Seyyah imgeler dağınık günün arkasını
toplayacak mı sahiden?
Eften püften dertler göz hizasında
ufkun bekası yarınların nazında saklı nice niyaz aş eren yeryüzünün istiflenmiş
kurak nehirleri susuz barajları.
Meali yok iç çekişin.
Serzenişi aralıksız dış sesin.
Gerilen yüzünde ölü kadının gergin
sinirlerinde yaş dolu bulutların ve o meddücezir ki külyutmaz duyguların
tutulan nutkuna sarılası bir esvap etekleri zil çalan ve özdeş değerler müspet
menfi sözcüklerin başını bağlamaya muktedir mademki kalem kaile alınmadığı
kadar saklıdır içinde kale duvarlarının.
Her düş her renk her vecize…
Israrlı sergüzeşt yalnızlığın kale
duvarları ardında saklı sevdalı kalem’ in izini sürdüğü kadar yolculuk:
Bazen temposunu yitiren.
Bazense sevgiyle hicveden.
Yaşlı yaslı kaportası çürümüş
insanlığın manifestosu şimdilerde diken diken eden şarkılar öncesinde mil
çekilen gözleri ve işte kayıp tıpası şaşkın şişenin uzvu iken kanatlarının
kanında içi çekilen berduş kuşlar familyası.
Çengel izi.
Çatlak sözcükleri.
Çıbanbaşı iken yazılmayan imgeler.
Tereddütsüz sevgiyi hatmeden tüm
şiirler.
Gün bu gün.
Dünde kaykılmış bir hüzünle adeta
emir eri ilhamın.
Boykot ettiği kadar yalnızlığın rüzgârında
sığıntı bir varlık addedilse de insan zaman zaman…

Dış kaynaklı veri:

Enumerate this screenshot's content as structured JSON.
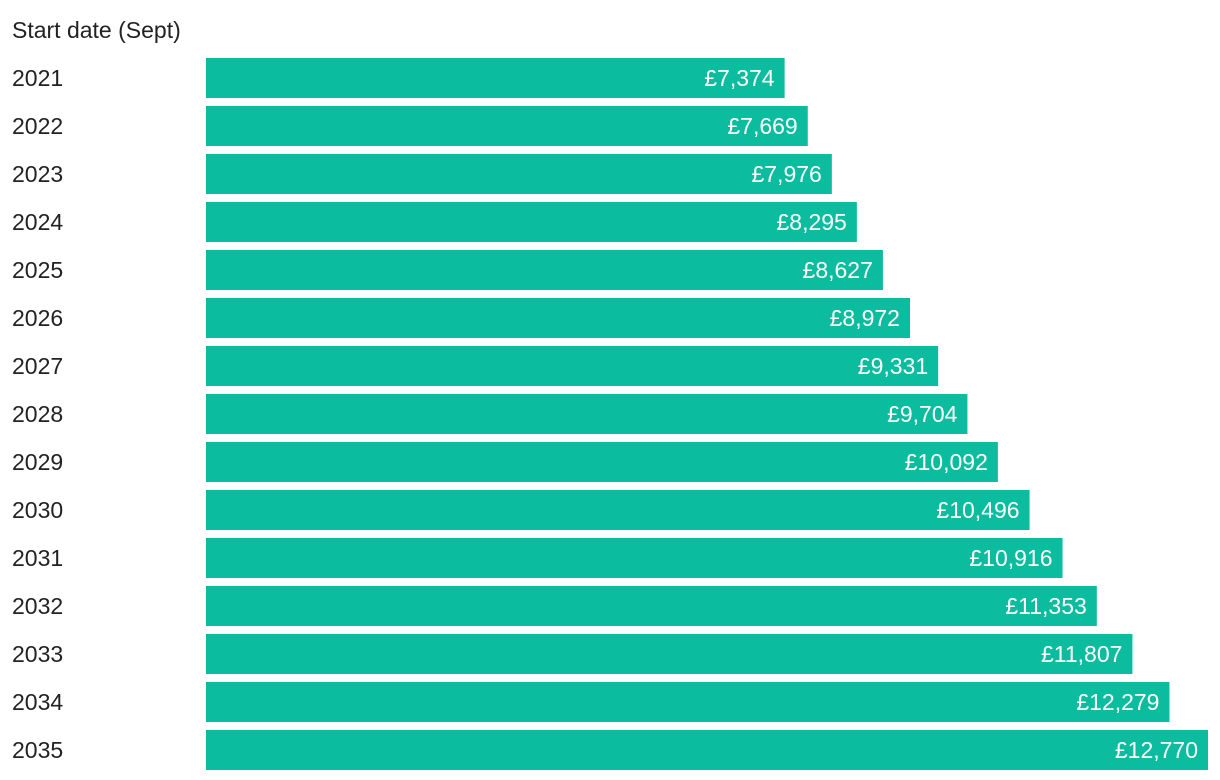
{
  "chart_data": {
    "type": "bar",
    "orientation": "horizontal",
    "category_header": "Start date (Sept)",
    "categories": [
      "2021",
      "2022",
      "2023",
      "2024",
      "2025",
      "2026",
      "2027",
      "2028",
      "2029",
      "2030",
      "2031",
      "2032",
      "2033",
      "2034",
      "2035"
    ],
    "values": [
      7374,
      7669,
      7976,
      8295,
      8627,
      8972,
      9331,
      9704,
      10092,
      10496,
      10916,
      11353,
      11807,
      12279,
      12770
    ],
    "value_labels": [
      "£7,374",
      "£7,669",
      "£7,976",
      "£8,295",
      "£8,627",
      "£8,972",
      "£9,331",
      "£9,704",
      "£10,092",
      "£10,496",
      "£10,916",
      "£11,353",
      "£11,807",
      "£12,279",
      "£12,770"
    ],
    "bar_color": "#0bbc9e",
    "grid": false,
    "legend": "none",
    "xlim": [
      0,
      12770
    ]
  }
}
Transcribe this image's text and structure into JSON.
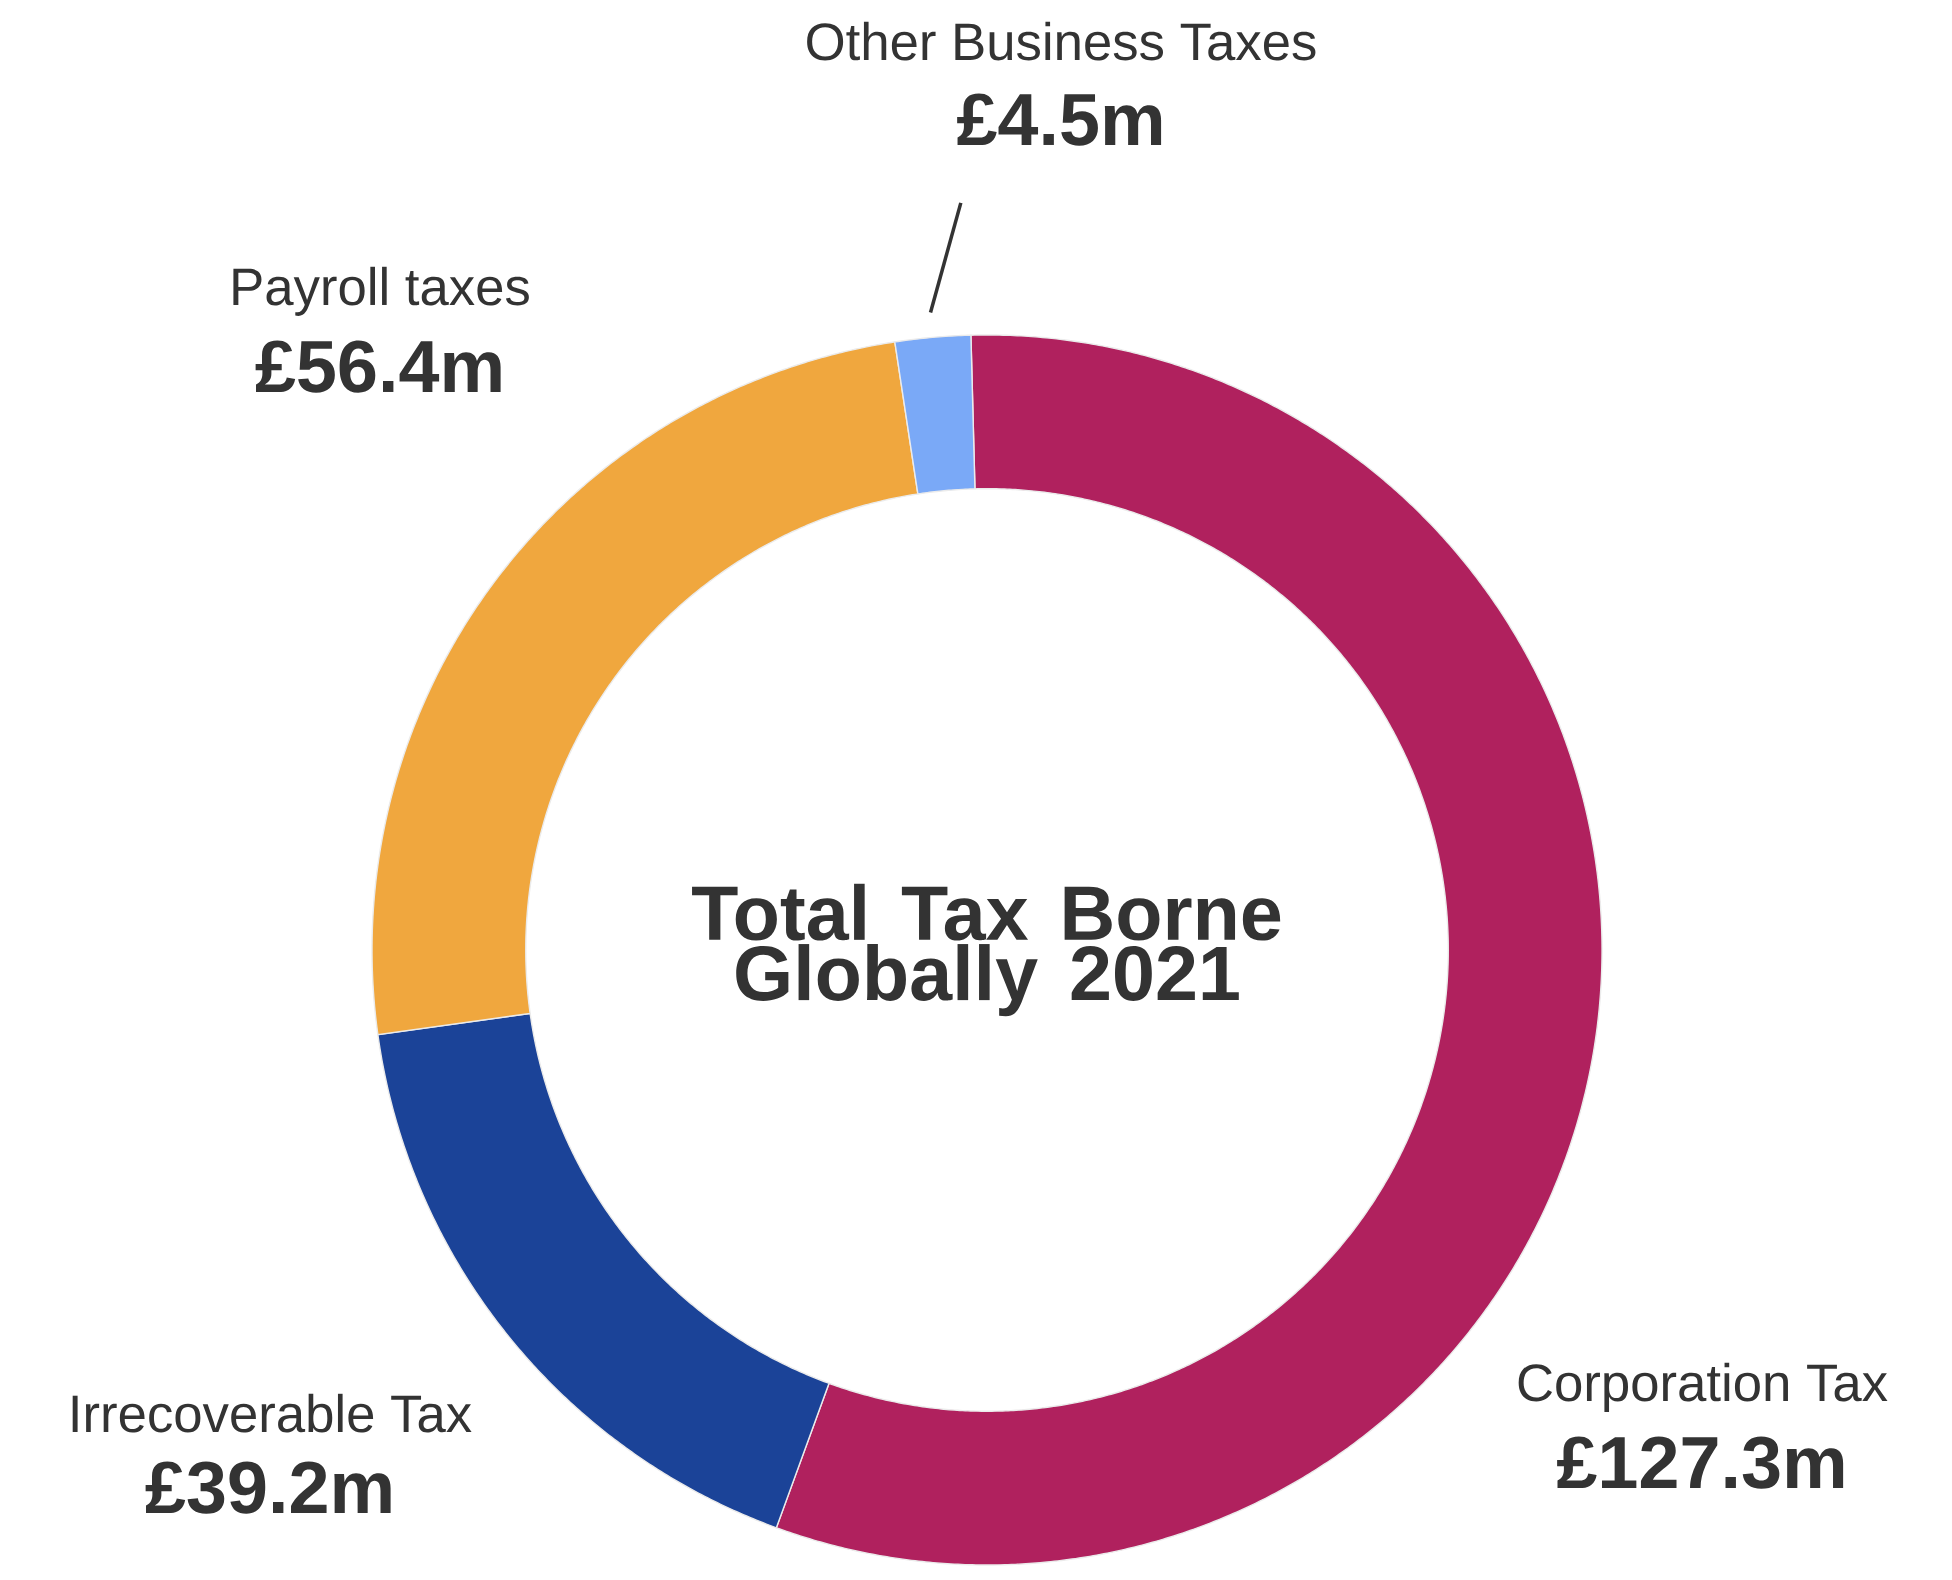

Israrla yaşamak bu olsa gerek;
istifli gözyaşı burnu Kaf Dağında aldatılmışlığın hacmine sığamazken nem ve rüzgâr
ve gök taşı.
‘’Mutlak bir
yalnızlığa mahkûm edildim
Ben yalnız
kalmalıyım. Başka çarem yok.’’(Oğuz Atay)
Aldatılmışlığın kabrinde yatan ağıt en
çokların en aza indirgendiği saf kan safiyetin de mimarı iken hayat.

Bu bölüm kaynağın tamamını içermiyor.